If, in a seminar of fifteen, you can make a comment that takes one minute, the effective cost to the group is fifteen minutes. As such, it had better be worth at least fifteen minutes of thinking time, based on the value of thinking time for members of that group. A comment that nobody would have come up with on their own is especially valuable precisely because it represents such an efficient use of time.

Something similar is true of blogging. If I can spend an hour to produce something that is worth two minutes to thirty people, I will have at least broken even. In practice, I will probably have done better because I will have achieved other objectives: most notably the clarification of my own thought.

The value of the time ratio idea is primarily in helping you to avoid exposing people to pointless or irrelevant information. The self-selection involved in reading or not reading a blog is somewhat liberating in that capacity (compared to a seminar comment you have little choice but to listen to), but I should still aim to maintain a net cognitive surplus.

3 thoughts on “Cognitive calculus”

  1. This is an unnecessarily mathematical way to look at it: typical of someone who has studied economics.

  2. An interesting approach, and very altruistic of you too to give up an hour to save 30 of us 2 minutes.
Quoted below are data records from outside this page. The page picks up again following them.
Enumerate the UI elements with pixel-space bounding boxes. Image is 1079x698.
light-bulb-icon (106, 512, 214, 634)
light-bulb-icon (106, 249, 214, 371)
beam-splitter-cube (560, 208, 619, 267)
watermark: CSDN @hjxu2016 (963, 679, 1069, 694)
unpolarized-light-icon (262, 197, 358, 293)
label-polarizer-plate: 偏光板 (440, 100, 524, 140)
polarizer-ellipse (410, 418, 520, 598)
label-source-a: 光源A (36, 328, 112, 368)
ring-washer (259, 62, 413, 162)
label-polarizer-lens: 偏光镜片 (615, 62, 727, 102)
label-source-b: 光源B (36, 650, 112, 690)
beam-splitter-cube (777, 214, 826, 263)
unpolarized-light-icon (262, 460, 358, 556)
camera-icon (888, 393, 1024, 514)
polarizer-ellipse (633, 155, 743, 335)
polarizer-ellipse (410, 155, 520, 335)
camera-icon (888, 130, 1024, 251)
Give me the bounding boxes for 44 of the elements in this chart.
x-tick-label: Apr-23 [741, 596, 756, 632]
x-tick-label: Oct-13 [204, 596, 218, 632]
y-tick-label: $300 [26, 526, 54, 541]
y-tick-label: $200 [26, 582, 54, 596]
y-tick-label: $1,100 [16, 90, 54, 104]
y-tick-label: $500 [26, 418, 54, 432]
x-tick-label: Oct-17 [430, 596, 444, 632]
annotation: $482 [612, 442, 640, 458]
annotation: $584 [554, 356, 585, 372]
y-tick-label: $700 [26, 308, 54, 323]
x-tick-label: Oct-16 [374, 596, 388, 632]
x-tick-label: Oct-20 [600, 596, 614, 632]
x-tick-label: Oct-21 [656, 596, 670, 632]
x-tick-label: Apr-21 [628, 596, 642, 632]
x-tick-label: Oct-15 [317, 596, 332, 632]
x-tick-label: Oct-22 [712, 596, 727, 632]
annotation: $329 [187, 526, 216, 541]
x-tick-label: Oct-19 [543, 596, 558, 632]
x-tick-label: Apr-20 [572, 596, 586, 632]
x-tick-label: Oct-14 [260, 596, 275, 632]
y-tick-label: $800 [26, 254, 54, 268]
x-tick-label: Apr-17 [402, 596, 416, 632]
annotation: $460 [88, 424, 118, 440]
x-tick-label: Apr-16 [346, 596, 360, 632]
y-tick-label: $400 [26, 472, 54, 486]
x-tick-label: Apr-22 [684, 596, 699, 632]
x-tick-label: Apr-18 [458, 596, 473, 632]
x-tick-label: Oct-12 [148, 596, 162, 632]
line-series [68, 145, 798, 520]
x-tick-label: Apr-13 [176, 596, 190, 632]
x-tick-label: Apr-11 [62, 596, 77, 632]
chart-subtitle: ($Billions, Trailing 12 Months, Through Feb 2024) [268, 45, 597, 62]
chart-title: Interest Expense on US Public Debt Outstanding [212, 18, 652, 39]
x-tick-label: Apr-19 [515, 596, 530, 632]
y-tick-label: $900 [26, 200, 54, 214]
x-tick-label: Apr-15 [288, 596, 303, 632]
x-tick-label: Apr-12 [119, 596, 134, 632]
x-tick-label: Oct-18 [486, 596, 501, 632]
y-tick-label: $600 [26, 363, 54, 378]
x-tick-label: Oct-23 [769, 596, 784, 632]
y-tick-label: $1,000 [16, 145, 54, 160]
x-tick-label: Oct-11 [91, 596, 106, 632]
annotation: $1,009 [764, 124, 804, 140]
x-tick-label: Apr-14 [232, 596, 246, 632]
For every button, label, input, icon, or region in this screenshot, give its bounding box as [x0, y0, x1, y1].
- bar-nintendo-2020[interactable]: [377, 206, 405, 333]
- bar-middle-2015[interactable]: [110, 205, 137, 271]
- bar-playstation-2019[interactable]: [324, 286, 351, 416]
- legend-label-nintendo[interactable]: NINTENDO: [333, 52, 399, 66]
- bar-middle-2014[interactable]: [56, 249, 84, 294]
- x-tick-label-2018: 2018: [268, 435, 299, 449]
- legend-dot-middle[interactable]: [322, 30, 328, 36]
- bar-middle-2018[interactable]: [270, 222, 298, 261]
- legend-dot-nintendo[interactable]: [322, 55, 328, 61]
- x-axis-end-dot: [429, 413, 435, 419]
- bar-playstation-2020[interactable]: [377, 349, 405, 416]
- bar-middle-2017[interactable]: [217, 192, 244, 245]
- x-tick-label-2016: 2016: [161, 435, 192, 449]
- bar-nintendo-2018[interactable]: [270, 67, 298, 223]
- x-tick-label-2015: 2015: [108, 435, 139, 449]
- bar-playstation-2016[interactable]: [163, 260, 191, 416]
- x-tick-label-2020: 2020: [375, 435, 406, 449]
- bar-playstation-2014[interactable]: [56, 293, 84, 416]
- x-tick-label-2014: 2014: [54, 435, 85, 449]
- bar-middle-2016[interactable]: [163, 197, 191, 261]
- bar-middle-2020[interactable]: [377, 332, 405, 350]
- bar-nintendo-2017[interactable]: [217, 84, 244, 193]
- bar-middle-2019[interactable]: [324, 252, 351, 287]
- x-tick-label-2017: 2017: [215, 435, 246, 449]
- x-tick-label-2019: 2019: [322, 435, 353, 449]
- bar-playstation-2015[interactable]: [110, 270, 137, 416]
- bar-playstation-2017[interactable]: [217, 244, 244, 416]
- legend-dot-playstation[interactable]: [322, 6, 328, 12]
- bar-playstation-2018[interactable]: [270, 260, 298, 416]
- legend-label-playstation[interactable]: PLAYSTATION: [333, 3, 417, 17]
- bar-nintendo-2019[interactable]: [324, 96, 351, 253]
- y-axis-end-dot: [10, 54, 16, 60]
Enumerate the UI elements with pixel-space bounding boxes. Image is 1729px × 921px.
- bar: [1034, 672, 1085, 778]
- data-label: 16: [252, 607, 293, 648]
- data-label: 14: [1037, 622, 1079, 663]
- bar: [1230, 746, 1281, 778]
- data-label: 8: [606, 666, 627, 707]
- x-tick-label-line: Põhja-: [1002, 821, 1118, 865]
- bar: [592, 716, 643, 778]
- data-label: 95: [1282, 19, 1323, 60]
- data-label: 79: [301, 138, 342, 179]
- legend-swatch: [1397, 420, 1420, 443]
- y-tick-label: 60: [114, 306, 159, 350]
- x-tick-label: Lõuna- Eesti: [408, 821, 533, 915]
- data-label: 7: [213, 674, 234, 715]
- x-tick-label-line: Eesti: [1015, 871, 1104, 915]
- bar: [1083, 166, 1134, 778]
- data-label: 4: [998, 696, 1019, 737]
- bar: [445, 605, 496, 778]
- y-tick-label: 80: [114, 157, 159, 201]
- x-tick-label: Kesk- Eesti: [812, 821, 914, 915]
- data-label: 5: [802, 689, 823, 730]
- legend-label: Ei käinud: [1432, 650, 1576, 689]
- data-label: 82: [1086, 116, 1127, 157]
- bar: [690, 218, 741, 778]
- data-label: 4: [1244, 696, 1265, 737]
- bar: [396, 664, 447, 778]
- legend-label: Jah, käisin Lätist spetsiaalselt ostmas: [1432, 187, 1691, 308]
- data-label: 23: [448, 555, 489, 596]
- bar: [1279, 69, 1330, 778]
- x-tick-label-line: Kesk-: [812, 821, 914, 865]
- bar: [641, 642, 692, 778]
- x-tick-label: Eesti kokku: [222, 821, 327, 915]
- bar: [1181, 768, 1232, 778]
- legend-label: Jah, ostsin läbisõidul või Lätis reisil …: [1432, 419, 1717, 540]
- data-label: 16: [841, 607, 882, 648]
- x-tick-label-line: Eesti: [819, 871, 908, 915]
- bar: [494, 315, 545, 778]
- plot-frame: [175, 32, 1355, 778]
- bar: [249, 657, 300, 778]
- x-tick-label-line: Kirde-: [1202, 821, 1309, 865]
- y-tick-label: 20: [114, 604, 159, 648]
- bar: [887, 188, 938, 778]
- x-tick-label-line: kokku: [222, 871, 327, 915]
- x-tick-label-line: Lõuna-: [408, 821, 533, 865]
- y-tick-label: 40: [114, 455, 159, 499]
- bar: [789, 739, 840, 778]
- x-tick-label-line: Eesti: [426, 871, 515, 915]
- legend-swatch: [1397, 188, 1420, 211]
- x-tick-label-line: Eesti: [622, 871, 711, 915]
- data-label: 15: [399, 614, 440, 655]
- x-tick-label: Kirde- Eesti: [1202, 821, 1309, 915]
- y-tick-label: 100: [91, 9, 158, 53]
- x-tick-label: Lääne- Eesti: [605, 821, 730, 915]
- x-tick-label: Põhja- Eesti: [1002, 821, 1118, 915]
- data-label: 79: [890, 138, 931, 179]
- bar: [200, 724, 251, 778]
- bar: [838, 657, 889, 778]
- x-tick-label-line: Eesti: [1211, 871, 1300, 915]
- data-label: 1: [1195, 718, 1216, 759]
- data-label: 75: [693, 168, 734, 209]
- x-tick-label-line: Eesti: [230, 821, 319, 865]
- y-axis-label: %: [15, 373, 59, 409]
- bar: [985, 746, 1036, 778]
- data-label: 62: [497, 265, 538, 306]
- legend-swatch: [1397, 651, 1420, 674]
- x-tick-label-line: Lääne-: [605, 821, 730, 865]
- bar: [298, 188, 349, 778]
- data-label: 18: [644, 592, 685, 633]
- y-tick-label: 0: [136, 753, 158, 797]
I suppose reciprocation would lead to mutual advantage, but of course we can’t know how long it’d take me to think of your point or whether that’s what I’ve been thinking about… I prefer to think of things as an exchange of different viewpoints. After all, no matter how long I spent thinking, I doubt I’d ever know what you did today without hearing from you!

  3. Ben’s right. Such calculations make no sense when it comes to ideas nobody else would have had.

    You’re equivocating here between the time people actually invest reading or listening, and the amount of time it would take to produce equivalent thoughts.

    As a promise to keep writing interesting stuff, this statement is better expressed through actually doing so.